En los documentos estadounidenses, la relación aparece así: los Montes Bobadilla suministraron cocaína a Los Valle y a Los Cachiros, pero también transportaron la de ellos a cambio de pago.

Era una sociedad doble: como proveedores y como transportistas.

Esto revelaba algo más profundo: los Montes Bobadilla no eran simples satélites. Eran bisagra, puente, pieza clave para que otros clanes movieran su mercancía.

Con Los Valle, el trato era frío pero funcional: toneladas por ruta asegurada. Con Los Cachiros, la relación era más compleja.

Existían favores, pagos y hasta pedidos específicos para localizar personas, como lo reveló Devis Leonel Rivera Maradiaga en sus declaraciones. No eran rivales. Eran engranajes del mismo sistema.

Cobros, logística y el sistema económico del clan

El elemento menos contado, pero quizás el más revelador es cómo ganaron dinero más allá de vender cocaína.
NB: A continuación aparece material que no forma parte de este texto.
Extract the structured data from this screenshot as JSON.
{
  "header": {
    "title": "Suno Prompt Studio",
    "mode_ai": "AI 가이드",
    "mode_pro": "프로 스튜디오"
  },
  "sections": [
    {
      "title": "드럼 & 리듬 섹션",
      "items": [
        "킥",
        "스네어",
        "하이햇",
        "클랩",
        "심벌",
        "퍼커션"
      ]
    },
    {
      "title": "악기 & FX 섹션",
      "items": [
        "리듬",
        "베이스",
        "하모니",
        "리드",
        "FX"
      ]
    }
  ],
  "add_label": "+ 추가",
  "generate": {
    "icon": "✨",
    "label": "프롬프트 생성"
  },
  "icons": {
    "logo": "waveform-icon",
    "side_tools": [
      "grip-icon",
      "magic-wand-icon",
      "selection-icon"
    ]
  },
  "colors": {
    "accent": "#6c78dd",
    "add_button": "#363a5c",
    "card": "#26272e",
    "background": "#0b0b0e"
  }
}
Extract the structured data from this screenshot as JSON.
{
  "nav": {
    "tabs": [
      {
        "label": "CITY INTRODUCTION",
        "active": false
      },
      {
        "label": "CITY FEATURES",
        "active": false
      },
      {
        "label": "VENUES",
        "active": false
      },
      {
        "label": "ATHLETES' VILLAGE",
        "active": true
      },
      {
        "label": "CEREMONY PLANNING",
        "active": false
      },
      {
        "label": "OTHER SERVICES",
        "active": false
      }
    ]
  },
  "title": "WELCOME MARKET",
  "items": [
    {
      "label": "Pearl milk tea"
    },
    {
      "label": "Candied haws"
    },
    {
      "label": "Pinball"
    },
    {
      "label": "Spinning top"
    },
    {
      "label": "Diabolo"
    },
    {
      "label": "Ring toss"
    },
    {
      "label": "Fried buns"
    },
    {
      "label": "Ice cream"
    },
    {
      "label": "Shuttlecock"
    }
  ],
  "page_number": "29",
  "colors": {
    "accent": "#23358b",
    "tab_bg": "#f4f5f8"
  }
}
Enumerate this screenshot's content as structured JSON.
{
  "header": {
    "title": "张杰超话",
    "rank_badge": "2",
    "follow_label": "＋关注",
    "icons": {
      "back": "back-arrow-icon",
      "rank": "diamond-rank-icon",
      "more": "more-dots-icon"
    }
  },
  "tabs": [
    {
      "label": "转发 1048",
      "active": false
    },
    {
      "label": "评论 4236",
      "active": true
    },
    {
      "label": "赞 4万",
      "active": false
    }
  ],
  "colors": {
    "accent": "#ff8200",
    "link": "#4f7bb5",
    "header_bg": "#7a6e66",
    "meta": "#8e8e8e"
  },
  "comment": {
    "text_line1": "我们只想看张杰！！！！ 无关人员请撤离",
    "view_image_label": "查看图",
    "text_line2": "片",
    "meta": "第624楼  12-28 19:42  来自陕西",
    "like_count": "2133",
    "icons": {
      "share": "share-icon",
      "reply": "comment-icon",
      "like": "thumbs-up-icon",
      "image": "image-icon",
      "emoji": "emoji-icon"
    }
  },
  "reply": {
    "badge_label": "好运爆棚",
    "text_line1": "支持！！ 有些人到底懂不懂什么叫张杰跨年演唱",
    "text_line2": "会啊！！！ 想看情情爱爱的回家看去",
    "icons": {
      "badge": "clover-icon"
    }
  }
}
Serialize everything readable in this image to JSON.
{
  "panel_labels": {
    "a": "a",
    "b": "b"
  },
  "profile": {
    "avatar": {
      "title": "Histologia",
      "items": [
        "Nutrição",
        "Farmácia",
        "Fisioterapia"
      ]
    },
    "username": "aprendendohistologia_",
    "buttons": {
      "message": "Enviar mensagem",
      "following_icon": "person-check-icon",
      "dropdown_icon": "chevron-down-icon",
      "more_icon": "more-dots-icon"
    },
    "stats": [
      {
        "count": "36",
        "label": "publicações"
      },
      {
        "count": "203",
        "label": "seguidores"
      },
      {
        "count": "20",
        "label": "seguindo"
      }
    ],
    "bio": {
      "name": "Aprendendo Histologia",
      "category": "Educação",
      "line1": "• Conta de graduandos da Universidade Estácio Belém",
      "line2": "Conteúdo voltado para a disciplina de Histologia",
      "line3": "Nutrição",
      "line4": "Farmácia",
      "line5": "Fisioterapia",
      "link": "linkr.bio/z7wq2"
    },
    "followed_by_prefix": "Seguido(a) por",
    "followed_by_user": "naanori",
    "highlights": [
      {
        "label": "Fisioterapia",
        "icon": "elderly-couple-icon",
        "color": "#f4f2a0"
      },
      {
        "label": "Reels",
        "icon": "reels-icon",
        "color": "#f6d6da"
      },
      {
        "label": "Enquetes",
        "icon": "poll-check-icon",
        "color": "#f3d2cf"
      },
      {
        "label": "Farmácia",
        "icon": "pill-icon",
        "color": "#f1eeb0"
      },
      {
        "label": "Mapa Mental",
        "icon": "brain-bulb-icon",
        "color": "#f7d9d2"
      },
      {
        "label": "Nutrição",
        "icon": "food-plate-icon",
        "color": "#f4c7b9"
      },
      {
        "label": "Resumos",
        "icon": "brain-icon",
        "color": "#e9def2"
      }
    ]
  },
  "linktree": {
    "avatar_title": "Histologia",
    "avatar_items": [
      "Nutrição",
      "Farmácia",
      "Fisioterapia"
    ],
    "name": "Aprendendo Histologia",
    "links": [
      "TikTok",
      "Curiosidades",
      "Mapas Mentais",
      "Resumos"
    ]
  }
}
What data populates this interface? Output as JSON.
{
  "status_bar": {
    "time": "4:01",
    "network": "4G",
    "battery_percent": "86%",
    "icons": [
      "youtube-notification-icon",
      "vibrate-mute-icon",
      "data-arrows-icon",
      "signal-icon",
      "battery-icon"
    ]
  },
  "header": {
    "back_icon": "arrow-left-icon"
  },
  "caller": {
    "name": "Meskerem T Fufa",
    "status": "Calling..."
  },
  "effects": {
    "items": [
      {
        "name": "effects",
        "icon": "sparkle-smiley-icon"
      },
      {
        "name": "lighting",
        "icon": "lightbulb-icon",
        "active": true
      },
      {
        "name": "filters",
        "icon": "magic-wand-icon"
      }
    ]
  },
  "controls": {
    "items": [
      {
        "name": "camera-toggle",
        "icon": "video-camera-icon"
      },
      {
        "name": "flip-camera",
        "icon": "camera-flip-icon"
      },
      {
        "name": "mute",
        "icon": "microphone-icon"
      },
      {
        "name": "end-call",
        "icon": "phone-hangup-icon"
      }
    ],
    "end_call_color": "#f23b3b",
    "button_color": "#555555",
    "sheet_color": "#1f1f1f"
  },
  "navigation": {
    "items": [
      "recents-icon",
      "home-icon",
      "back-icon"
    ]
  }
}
La familia cobró tarifas por transportar cargamentos ajenos, una especie de flete narco. Esa tarifa dependía del peso, la ruta y el riesgo.

Por ejemplo:– transportar 300 kilos por lancha tenía un costo;– transportar 1,000 kilos por avioneta, otro;– y subir droga al submarino artesanal, el doble.

Además, cobraron por guardar la cocaína, por custodiarla, por organizar la salida, y hasta por armar equipos de seguridad.

Era un sistema económico completo, casi empresarial, sostenido por Herlinda y sus hijos.

Ellos decidían qué ruta se abría, cuánto se cobraba, quién custodiaba, quién pagaba y quién moría si el sistema se rompía.

Lo que parecía caos era realmente un engranaje preciso. Un negocio donde cada rol se asignó y cada error tenía un costo humano.

Lea también: García Teruel, la mente que orquestó los envíos de cocaína del cártel Montes Bobadilla

El peso de un imperio que nunca se contó completo

Los submarinos, las avionetas, la protección estatal, los pactos con los grandes clanes y el sistema de cobros…

Todo formó parte de un imperio que Honduras siempre vio fragmentado, pero nunca completo.

La verdadera historia de los Montes Bobadilla es la historia de un mecanismo de inteligencia criminal, una red que combinó ingeniería, corrupción, alianzas y violencia.

Un clan que se sostuvo por una mujer cuyo nombre aún provoca silencios en las comunidades del Caribe hondureño.